Mythical and beautiful, the Dolomites might just be the world’s most beautiful construction, on this both architect Le Corbusier and alpinist Reinhold Messner can agree. See and experience true South Tyrolean beauty whilst pondering the towers of Three Peaks (Drei Zinnen) or basking in the last rays of evening light that redden the face of the Rosengarten massif. 

The South Tyrolean Dolomites, UNESCO World Heritage Site

“Outstanding phenomena, areas of exceptional natural beauty and aesthetic significance” are worthy of being declared World Heritage sites. In 2009, the South Tyrolean Dolomites were awarded World Heritage status on account of their unique natural landscape and special geological and geomorphic significance. Dolomite rock is made special by a famous natural phenomenon called Enrosadira, which shrouds the “pale mountains” in glorious colours at dawn and dusk. 

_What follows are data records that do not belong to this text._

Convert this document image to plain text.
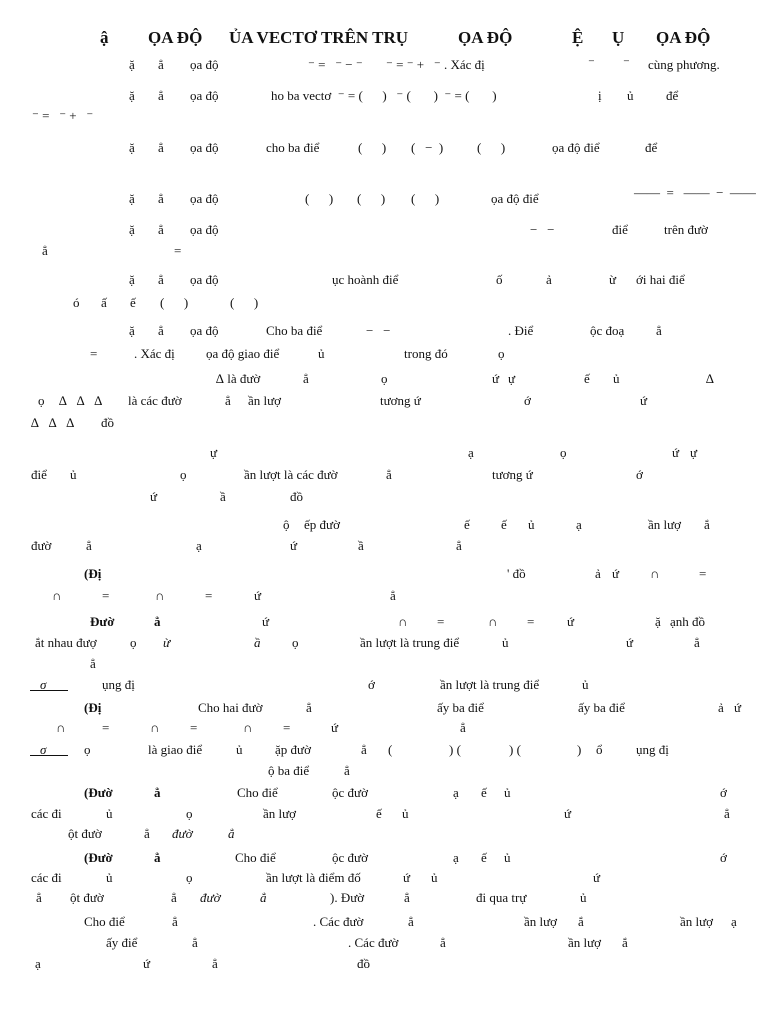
ậ ỌA ĐỘ ỦA VECTƠ TRÊN TRỤ	ỌA ĐỘ	Ệ Ụ ỌA ĐỘ
ặ ẳ ọa độ	⁻ =   ⁻ − ⁻ ⁻ = ⁻ +   ⁻ . Xác đị	⁻ ⁻ cùng phương.
ặ ẳ ọa độ	ho ba vectơ  ⁻ = (      )   ⁻ (       )  ⁻ = (       )	ị ủ	để
⁻ =   ⁻ +   ⁻
ặ ẳ ọa độ	cho ba điể	(      ) (   −  )	(      )	ọa độ điể	để
ặ ẳ ọa độ	(      ) (      ) (      )	ọa độ điể	——  =   ——  −  ——
ặ ẳ ọa độ	−   −	điể	trên đườ
ẳ	=
ặ ẳ ọa độ	ục hoành điể	ố	ả	ừ ới hai điể
ó ấ ế (      )	(      )
ặ ẳ ọa độ	Cho ba điể	−   −	. Điể	ộc đoạ ẳ
=	. Xác đị ọa độ giao điể	ủ	trong đó	ọ
∆ là đườ	ẳ	ọ	ứ ự	ế ủ	∆
ọ ∆   ∆   ∆ là các đườ	ẳ ần lượ	tương ứ	ớ	ứ
∆   ∆   ∆ đồ
ự	ạ	ọ	ứ ự
điể ủ	ọ	ần lượt là các đườ	ẳ	tương ứ	ớ
ứ	ầ	đồ
ộ ếp đườ	ế ế ủ	ạ	ần lượ ắ
đườ	ẳ	ạ	ứ	ầ	ẳ
(Đị	' đồ	ả ứ ∩	=
∩	=	∩	=	ứ	ẳ
Đườ	ẳ	ứ	∩ =	∩ =	ứ	ặ ạnh đồ
ắt nhau đượ	ọ ừ	ầ ọ	ần lượt là trung điể	ủ	ứ	ẳ
ẳ
σ	ụng đị	ớ	ần lượt là trung điể	ủ
(Đị	Cho hai đườ	ẳ	ấy ba điể	ấy ba điể	ả ứ
∩	=	∩ =	∩ =	ứ	ẳ
σ	ọ	là giao điể	ủ	ặp đườ	ẳ (	) (	) (	) ổ	ụng đị
ộ ba điể	ẳ
(Đườ	ẳ	Cho điể	ộc đườ	ạ ế ủ	ớ
các đi	ủ	ọ	ần lượ	ế ủ	ứ	ẳ
ột đườ	ẳ đườ	ẳ
(Đườ	ẳ	Cho điể	ộc đườ	ạ ế ủ	ớ
các đi	ủ	ọ	ần lượt là điểm đố	ứ ủ	ứ
ẳ ột đườ	ẳ đườ	ẳ	). Đườ	ẳ	đi qua trự	ủ
Cho điể	ẳ	. Các đườ	ẳ	ần lượ ắ	ần lượ ạ
ấy điể	ẳ	. Các đườ	ẳ	ần lượ ắ
ạ	ứ	ẳ	đồ
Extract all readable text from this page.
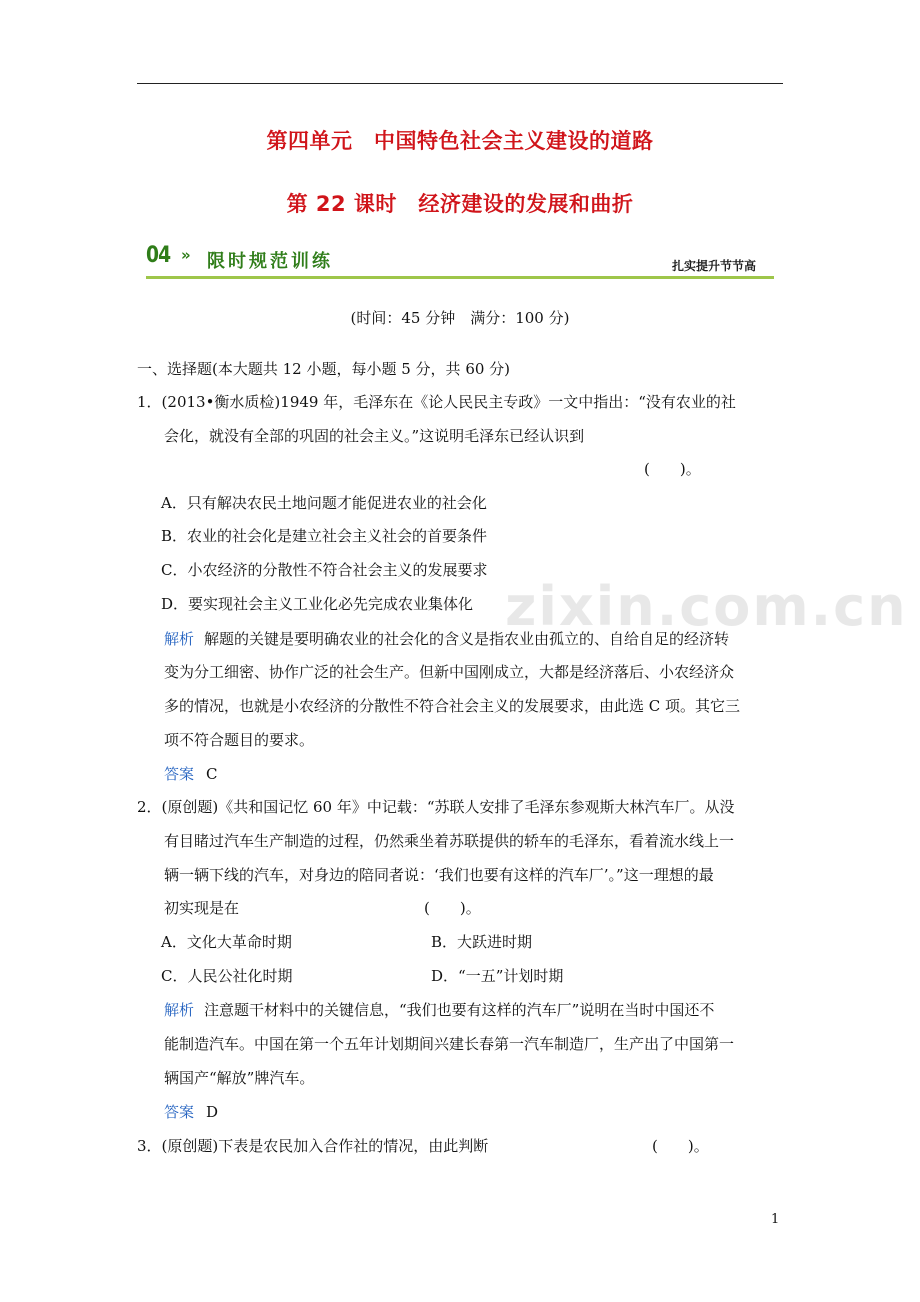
第四单元　中国特色社会主义建设的道路
第 22 课时　经济建设的发展和曲折
04 » 限时规范训练	扎实提升节节高
(时间：45 分钟　满分：100 分)
一、选择题(本大题共 12 小题，每小题 5 分，共 60 分)
1．(2013•衡水质检)1949 年，毛泽东在《论人民民主专政》一文中指出：“没有农业的社
会化，就没有全部的巩固的社会主义。”这说明毛泽东已经认识到
(　　)。
A．只有解决农民土地问题才能促进农业的社会化
B．农业的社会化是建立社会主义社会的首要条件
C．小农经济的分散性不符合社会主义的发展要求
D．要实现社会主义工业化必先完成农业集体化
解析 解题的关键是要明确农业的社会化的含义是指农业由孤立的、自给自足的经济转
变为分工细密、协作广泛的社会生产。但新中国刚成立，大都是经济落后、小农经济众
多的情况，也就是小农经济的分散性不符合社会主义的发展要求，由此选 C 项。其它三
项不符合题目的要求。
答案 C
zixin.com.cn
2．(原创题)《共和国记忆 60 年》中记载：“苏联人安排了毛泽东参观斯大林汽车厂。从没
有目睹过汽车生产制造的过程，仍然乘坐着苏联提供的轿车的毛泽东，看着流水线上一
辆一辆下线的汽车，对身边的陪同者说：‘我们也要有这样的汽车厂’。”这一理想的最
初实现是在	(　　)。
A．文化大革命时期	B．大跃进时期
C．人民公社化时期	D．“一五”计划时期
解析 注意题干材料中的关键信息，“我们也要有这样的汽车厂”说明在当时中国还不
能制造汽车。中国在第一个五年计划期间兴建长春第一汽车制造厂，生产出了中国第一
辆国产“解放”牌汽车。
答案 D
3．(原创题)下表是农民加入合作社的情况，由此判断	(　　)。
1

The nine mountain ranges of the Dolomites which belong to the UNESCO’s World Heritage include the natural parks Puez-Odle and Fanes-Senes-Braies which extend into Alta Badia.

Dolomites and Enrosadira

A particularly spectacular phenomenon which can be experienced very well in the Dolomites is the alpenglow or “Enrosadira” in Ladin language. Upon sundown, the Dolomite mountains around Alta Badia are illuminated in magnificent shades of red, from pink to orange and carmine – the Santa Croce is a peak especially renowned for its blaze of colour. The phenomenon is particularly impressive in winter, when snow and ice transform the ridges and burrs into fairy castles.